The hang up in the mediation was not on the part of the Diocese or Bishop Thomas. It was on the part of the Ursulines who eventually opted out of the mediated settlement, and various insurance companies who kept going to court to lessen their liability. The Ursuline court case will be one of the very few that have involved religious orders of nuns in the US. That in itself is interesting in that the Ursulines were far from the only order that ran boarding schools or orphanages. The Ursulines may have felt that they were better off distancing themselves from the Helena Diocese settlement because they wanted to play the nun sympathy card and would rather take their chances with a jury. Good luck, I'm sure the media spotlight will be very bright once their case comes to trial this summer. I also have to admit I am glad they chose to go to trial because for once, Americans may actually get a glimpse of the day to day life in the Native American boarding schools. For those whites of Anglo or European descent who grew up in fear of ruler wielding nuns, the truth of the Boarding Schools should give them some perspective. Where as Canada, Australia, and New Zealand have issued government apologies for the misery their boarding schools inflicted on their Indigenous populations, the US has not uttered a peep. If the Ursuline trial sheds some light on this very dark corner of US policy, some good may actually come from a truly horrible situation.
The Diocese of Helena is a very small potato in the Church garden. Demographically Catholics are about 45,000 people in a Diocese covering half the State of Montana. If Montana follows the national trend, only about 1/3 of those 45,000 are practicing Catholics. Given those numbers and the lack of real capital assets, I am not surprised the Diocese wound up in bankruptcy. Scuttlebutt says the Diocese was heading towards bankruptcy before the law suits were filed, and that's scuttlebutt I can believe. One need only drive through Butte, which was the heart of Catholicism in this area, and count the closed parishes. It's a micro picture of the macro Church in the Anglo and European worlds. It may not be exactly what Pope Francis means by his 'poor church for the poor' concept, but it is a poor and shrinking church.

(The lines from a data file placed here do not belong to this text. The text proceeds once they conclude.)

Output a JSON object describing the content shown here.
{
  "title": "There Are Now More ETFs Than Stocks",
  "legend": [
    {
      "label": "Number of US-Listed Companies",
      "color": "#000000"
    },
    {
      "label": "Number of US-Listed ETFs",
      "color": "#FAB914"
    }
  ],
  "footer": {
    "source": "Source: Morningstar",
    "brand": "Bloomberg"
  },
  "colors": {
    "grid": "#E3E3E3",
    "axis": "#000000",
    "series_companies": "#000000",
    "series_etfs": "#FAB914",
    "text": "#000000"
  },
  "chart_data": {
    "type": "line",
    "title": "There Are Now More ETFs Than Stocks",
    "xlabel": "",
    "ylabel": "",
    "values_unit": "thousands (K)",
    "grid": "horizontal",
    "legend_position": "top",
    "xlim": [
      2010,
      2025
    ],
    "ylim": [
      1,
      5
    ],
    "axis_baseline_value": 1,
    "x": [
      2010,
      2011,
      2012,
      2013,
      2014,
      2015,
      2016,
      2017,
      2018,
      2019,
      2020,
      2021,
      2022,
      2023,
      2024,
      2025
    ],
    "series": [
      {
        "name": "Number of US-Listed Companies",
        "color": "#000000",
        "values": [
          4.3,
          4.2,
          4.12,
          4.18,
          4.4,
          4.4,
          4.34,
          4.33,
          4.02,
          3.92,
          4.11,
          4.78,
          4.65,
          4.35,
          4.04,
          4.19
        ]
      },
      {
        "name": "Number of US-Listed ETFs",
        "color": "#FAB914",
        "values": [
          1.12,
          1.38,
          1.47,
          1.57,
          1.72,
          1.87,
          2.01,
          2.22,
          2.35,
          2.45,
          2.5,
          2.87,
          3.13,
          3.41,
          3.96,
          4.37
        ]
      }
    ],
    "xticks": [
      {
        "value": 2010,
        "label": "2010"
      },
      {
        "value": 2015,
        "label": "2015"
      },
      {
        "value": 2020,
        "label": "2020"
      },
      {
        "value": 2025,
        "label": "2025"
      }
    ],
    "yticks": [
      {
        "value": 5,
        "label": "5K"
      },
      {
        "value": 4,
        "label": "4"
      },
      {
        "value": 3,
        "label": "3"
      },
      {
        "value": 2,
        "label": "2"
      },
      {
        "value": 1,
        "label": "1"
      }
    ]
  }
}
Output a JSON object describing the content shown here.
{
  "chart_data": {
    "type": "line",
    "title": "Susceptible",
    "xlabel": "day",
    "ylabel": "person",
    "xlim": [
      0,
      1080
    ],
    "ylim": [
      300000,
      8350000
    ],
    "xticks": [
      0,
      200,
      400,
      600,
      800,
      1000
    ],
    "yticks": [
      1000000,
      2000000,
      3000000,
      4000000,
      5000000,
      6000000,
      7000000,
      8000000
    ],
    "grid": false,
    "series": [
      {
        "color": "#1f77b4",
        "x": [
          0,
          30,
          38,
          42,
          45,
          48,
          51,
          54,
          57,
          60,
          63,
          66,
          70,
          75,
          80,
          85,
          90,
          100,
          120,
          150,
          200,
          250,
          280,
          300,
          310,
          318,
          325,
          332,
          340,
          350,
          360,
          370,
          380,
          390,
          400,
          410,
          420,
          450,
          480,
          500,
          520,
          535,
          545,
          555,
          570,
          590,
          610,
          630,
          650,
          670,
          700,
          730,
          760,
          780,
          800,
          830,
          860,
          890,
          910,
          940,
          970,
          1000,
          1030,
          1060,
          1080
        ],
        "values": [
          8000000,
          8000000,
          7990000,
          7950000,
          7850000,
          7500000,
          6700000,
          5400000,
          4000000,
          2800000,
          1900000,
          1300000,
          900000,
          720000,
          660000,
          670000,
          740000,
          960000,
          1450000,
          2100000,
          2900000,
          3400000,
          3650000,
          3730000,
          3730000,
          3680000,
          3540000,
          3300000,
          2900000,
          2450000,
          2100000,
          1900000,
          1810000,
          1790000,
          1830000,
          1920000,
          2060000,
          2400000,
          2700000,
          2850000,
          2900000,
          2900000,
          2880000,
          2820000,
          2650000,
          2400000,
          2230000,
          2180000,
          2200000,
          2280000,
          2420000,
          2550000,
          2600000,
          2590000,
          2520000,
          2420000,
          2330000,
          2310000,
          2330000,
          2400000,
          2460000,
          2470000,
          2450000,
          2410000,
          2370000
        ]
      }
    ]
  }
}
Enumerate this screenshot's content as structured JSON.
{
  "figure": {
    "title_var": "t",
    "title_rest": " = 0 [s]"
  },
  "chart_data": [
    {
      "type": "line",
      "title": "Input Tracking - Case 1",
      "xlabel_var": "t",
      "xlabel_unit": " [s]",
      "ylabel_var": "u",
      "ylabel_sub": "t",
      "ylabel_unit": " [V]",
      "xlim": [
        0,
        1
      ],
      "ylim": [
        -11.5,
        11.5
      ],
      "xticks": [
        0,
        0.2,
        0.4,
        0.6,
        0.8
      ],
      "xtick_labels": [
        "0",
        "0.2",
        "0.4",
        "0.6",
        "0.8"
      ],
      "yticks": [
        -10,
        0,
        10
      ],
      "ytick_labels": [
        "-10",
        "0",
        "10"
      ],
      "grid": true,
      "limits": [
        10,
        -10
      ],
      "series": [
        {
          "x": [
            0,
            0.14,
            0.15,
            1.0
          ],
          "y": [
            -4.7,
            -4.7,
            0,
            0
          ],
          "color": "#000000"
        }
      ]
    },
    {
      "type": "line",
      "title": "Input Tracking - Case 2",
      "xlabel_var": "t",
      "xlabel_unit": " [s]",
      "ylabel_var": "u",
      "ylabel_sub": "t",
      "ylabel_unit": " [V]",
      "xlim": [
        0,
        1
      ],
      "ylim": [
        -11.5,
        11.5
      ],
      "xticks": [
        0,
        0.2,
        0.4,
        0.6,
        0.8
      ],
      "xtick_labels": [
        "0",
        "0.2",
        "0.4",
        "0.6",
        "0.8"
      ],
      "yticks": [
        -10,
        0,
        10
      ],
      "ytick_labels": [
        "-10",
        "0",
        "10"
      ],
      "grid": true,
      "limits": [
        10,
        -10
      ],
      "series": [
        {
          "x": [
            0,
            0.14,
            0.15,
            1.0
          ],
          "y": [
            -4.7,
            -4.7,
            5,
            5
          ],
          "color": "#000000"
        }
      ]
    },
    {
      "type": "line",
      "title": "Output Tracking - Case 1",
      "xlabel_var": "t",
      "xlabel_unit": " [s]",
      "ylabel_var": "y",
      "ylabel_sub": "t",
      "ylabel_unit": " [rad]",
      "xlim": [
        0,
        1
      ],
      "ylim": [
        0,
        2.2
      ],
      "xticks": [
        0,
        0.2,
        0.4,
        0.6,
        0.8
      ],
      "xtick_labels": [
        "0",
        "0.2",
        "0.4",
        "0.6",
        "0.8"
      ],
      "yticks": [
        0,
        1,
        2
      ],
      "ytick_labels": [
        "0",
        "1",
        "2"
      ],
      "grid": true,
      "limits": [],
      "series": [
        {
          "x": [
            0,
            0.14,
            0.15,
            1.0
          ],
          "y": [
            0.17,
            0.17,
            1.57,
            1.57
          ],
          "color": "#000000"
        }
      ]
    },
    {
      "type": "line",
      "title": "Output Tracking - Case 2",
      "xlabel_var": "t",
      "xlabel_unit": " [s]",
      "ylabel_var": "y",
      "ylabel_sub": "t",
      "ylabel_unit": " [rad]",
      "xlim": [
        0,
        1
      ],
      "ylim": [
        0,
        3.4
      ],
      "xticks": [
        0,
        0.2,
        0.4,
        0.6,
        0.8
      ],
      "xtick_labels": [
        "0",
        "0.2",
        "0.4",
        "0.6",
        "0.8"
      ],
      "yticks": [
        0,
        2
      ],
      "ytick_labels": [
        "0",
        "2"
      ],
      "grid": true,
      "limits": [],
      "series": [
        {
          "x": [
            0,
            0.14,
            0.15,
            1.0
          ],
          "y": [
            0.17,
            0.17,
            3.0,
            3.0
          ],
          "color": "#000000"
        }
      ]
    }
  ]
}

In closing, I believe Bishop Thomas is genuine about his apologies and his desire to see as much justice as can be done for victims. I don't know anyone who hasn't been devastated when meeting victims face to face and really hearing what their lives were like in the Mission schools. The guilt and shame become personal if only because one is a white Christian. No one deserved the physical, emotional, and sexual abuse these kids went through and I truly believe Bishop Thomas cares. Another bishop might have fought tooth and nail since most of the plaintiffs listed religious order abusers as opposed to diocesan priests, but the truth is, it was the system and the culture itself that carries the blame and Bishop Thomas is one of the few bishop who acts as if he gets it.